Why isn't it done? Again because it's not worth the cost.
5 / 5 (5) Aug 01, 2017

I am one of the researchers who worked on this project and I agree with you completely. If you read our original paper, we do not connect this work to methane flares or anything else discussed in this (and other) articles on the work. We simply observed that an electric field can be used to decrease reaction temperatures, prevent coking, and possibly lower the required steam-to-methane ratios used in a lab-scale methane steam reforming reactor. Aside from this, what makes the work interesting is that we were able to get good agreement between the actual reactor and models of the system despite its complexity.

I was not present nor was I consulted in the interviews from which this (and other) articles on the work were written. I do not know how they arrived at the conclusion that a new technology for remote gas fields was developed. I can only guess that the PIs were using it as an example of where it might eventually be used.

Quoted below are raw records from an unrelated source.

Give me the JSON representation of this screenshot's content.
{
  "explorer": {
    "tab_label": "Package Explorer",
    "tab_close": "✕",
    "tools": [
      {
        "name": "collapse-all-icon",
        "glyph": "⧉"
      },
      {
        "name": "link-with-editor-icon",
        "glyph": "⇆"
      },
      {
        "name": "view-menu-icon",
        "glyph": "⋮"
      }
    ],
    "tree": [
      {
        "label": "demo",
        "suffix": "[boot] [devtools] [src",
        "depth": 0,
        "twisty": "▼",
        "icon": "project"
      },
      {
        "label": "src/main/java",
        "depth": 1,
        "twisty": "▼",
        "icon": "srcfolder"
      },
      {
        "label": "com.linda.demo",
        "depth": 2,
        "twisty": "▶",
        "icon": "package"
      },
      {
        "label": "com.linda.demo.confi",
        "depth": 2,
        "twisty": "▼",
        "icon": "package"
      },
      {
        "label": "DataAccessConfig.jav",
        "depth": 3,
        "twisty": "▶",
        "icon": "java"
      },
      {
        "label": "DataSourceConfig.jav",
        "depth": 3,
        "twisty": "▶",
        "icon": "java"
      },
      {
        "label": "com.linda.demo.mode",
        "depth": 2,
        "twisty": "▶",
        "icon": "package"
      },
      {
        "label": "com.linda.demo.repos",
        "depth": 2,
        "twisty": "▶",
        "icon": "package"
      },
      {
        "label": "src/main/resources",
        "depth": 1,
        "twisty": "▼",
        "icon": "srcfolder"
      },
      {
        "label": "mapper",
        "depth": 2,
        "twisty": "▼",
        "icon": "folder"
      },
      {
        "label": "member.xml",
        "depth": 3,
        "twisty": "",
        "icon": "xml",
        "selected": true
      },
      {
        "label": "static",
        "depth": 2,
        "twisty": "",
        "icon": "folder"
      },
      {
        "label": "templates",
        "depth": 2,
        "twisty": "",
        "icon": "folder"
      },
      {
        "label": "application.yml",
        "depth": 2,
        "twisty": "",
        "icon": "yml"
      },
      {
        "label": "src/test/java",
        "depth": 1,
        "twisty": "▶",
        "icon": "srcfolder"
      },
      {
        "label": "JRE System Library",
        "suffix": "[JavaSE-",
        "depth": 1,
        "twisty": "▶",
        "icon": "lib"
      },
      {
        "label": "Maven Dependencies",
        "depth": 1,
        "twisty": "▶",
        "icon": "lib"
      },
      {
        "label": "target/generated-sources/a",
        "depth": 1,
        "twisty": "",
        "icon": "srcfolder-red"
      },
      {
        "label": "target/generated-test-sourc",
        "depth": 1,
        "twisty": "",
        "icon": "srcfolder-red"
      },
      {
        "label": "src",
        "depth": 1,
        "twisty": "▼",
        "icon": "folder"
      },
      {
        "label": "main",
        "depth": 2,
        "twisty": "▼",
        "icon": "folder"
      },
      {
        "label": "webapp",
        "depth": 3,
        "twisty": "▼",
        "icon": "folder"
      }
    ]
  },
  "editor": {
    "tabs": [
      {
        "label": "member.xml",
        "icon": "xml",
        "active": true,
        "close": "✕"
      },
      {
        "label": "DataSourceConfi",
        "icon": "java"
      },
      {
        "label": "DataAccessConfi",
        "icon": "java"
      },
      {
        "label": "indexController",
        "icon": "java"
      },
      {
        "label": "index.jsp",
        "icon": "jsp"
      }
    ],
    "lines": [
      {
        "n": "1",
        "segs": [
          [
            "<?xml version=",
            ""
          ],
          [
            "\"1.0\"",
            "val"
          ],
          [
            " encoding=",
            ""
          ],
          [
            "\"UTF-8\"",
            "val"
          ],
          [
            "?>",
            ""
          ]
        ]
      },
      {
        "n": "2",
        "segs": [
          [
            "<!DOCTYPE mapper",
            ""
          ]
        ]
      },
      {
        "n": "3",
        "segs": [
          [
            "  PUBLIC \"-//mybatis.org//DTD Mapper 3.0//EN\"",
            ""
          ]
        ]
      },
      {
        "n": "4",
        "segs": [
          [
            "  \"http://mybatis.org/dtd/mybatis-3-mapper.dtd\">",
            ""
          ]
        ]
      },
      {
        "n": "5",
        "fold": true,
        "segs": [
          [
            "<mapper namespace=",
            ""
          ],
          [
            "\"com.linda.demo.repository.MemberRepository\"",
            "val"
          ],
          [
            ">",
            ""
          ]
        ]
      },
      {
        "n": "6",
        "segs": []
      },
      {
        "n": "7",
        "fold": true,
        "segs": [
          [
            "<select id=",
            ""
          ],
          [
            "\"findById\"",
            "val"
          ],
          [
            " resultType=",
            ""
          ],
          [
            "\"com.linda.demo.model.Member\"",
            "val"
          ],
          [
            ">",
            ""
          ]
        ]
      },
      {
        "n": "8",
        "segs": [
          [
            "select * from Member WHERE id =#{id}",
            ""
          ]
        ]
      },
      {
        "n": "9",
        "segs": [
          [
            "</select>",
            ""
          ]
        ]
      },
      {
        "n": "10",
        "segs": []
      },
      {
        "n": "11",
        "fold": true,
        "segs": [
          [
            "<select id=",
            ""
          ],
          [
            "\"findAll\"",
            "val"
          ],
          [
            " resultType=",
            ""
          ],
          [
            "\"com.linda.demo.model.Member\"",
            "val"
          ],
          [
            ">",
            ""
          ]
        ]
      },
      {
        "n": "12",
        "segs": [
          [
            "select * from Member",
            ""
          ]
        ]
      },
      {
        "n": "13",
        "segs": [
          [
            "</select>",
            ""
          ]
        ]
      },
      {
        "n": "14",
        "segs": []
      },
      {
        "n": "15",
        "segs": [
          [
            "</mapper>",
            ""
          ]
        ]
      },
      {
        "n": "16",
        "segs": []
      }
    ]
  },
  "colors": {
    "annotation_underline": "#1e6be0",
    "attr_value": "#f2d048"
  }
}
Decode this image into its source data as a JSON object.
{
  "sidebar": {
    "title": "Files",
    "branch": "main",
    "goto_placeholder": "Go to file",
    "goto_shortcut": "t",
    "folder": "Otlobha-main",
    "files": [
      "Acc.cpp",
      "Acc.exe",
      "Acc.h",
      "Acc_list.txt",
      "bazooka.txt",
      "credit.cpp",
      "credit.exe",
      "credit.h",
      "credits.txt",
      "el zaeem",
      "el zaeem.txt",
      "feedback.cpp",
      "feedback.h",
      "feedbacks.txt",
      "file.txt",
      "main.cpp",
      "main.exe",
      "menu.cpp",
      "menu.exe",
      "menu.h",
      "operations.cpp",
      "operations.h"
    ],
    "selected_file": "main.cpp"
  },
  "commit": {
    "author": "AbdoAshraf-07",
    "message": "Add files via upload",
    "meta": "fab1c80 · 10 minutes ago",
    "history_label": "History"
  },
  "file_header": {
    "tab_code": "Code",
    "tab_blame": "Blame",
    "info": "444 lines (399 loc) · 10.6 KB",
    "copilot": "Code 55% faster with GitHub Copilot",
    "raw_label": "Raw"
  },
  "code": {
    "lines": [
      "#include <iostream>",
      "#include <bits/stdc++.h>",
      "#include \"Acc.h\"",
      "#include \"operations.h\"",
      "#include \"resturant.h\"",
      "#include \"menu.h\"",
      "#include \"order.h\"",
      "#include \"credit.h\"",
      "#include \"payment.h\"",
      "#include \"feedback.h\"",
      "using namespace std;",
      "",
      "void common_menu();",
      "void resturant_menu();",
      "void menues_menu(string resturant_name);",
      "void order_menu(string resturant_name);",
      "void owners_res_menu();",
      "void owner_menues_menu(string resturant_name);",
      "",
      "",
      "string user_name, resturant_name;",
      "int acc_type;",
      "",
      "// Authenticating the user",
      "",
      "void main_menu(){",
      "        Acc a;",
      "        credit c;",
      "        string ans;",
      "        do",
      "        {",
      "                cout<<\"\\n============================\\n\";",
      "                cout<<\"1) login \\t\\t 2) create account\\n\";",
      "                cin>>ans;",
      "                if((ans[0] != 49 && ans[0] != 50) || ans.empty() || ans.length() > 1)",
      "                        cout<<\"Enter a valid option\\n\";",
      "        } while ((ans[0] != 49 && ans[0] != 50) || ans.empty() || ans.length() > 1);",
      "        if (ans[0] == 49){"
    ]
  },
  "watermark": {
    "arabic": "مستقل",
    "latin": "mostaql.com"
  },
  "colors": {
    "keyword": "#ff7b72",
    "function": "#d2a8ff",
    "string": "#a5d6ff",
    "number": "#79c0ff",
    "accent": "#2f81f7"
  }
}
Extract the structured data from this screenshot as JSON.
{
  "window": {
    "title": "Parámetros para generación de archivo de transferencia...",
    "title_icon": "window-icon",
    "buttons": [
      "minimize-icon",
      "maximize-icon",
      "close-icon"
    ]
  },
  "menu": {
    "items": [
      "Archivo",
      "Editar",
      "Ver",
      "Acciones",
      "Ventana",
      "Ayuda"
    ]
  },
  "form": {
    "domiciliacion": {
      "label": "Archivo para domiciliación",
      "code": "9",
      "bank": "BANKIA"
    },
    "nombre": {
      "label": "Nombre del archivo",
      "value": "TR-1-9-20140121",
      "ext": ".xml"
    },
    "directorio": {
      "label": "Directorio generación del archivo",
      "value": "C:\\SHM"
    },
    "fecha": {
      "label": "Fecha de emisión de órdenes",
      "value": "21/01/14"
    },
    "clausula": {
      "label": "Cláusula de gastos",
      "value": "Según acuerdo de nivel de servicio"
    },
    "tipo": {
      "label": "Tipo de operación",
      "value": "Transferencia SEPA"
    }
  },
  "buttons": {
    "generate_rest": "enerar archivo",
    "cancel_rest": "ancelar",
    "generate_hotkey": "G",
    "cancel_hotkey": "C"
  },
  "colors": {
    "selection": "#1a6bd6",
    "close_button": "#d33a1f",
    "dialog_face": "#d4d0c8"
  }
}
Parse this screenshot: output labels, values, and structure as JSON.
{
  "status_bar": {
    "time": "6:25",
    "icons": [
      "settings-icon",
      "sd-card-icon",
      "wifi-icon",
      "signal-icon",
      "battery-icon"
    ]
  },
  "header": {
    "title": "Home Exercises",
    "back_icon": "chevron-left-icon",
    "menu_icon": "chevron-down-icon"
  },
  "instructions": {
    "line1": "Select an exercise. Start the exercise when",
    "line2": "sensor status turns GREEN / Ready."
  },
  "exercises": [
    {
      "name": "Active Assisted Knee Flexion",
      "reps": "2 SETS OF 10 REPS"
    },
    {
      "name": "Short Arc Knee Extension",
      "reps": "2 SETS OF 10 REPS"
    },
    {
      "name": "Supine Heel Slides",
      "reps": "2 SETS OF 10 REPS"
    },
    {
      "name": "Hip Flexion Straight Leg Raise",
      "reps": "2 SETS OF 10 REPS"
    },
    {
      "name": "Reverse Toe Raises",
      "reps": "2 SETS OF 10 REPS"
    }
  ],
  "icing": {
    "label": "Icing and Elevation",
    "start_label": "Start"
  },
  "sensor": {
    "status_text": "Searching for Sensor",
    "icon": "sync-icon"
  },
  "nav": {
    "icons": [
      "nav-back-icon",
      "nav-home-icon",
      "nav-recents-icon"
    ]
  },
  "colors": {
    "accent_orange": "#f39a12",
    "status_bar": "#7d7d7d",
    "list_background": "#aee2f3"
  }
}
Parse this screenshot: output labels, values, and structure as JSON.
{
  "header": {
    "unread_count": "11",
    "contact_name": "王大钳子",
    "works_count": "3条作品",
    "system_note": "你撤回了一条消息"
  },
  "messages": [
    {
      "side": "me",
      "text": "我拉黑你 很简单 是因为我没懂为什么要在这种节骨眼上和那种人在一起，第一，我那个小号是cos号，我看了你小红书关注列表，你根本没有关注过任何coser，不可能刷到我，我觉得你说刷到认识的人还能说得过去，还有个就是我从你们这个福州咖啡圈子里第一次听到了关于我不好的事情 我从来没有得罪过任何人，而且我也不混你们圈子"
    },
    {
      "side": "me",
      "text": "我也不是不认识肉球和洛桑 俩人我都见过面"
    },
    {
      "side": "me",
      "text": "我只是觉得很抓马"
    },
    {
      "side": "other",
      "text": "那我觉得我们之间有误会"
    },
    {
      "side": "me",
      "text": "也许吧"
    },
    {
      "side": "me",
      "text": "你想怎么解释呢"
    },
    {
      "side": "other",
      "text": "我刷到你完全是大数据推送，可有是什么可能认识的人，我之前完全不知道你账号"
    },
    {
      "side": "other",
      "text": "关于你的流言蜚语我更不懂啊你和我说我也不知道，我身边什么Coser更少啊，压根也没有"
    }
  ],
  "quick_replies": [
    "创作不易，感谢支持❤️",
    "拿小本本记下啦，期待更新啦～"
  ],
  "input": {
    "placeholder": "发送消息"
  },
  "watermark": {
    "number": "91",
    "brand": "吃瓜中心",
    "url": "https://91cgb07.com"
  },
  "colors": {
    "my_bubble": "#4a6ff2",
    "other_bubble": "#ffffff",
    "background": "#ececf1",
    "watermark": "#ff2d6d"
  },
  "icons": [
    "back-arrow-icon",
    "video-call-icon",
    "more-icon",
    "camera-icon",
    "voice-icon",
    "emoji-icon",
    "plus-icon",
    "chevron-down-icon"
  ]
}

Thanks for your excellent comment.
not rated yet Aug 01, 2017
The only impact I can see on field gas is if this process increases the demand for natural gas and thus its price. Then companies would be more likely to trap and pipe it.
not rated yet Aug 02, 2017
I look at the world map of CO emissions and wonder why the area of Africa below OKLO in the Congo and upper Angola should be the world's hot spot for CO emissions. They may be mining coltan but why the CO? Energy plants shouldn't produce this much CO so perhaps this is from gas flaring. The mining encounters gas pockets and the since the gas is interfering with the mining, they just flare it to get rid of it.
not rated yet Aug 02, 2017
I look at the world map of CO emissions and wonder why the area of Africa below OKLO in the Congo and upper Angola should be the world's hot spot for CO emissions.

Because that's Cabinda, an extremely oil rich region at the corner of the Republic(s) of Congo and Angola.
1 / 5 (1) Aug 02, 2017
JakeG thanks for your valuable clarification. THAT EXPLAINS A LOT about other articles we read here. The green movement is constantly shooting itself in the foot by making unrealistic claims.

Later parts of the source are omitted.